Written
For
The
Australian
-
Trust
babies
show
awful
truth
of
easy
money

Would you swap your career for a lifetime of family trust distributions? Before you say yes, listen to Nigella Lawson, whose father Nigel was a Thatcher-era chancellor. Her verdict on inherited money: “It ruins people not having to earn money.”

I see this play out every week. Family trusts set up in the 70s and 80s by well-meaning parents – hard-working professionals from Toorak, Killara or Peppermint Grove – have created a generation of 30 and 40-somethings living semi-cushioned lives, drifting through their days with no fire in the belly. And here's the kicker: most of these families weren't mega-wealthy. They were upper-middle class parents who bought some property, accumulated a bit, and used a trust structure that, in hindsight, was deployed poorly.

Warren Buffett nailed it: leave your kids enough to do anything, but not enough to do nothing.

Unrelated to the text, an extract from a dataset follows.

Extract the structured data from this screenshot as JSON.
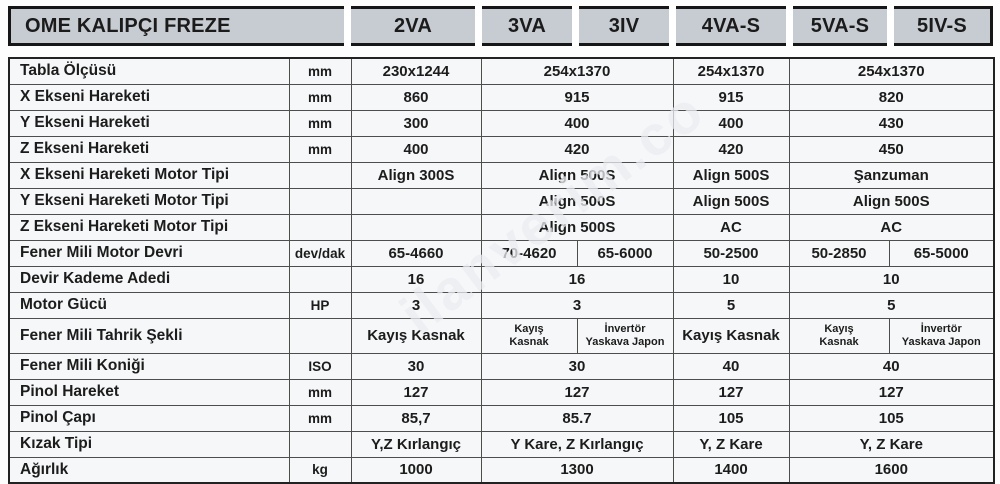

Bill Gates gets it too – he's reportedly leaving each child around $US10 million out of a $US76 billion fortune.

So how do you avoid raising trust fund zombies? A few strategies I recommend:

- Ringfence what the money can be used for – school fees, a home deposit, business start-up capital – rather than open-ended cash.
- Appoint a professional trustee instead of handing the reins to your kids the moment you die.
- Stagger distributions across ages 20, 25 and 30, or delay control until 40.
- Link releases to results – finishing a degree, hitting career milestones, charity work.
- Invest the trust in an operating business that can't easily be liquidated, so the next generation actually has to show up.
- Provide life coaches and financial mentors alongside the money.

Money loses its magic quickly. You can only drive one car, live in one house, eat one meal at a time. The real question every parent with a trust needs to ask is whether they're building a dynasty or manufacturing a lifetime of problems for their kids.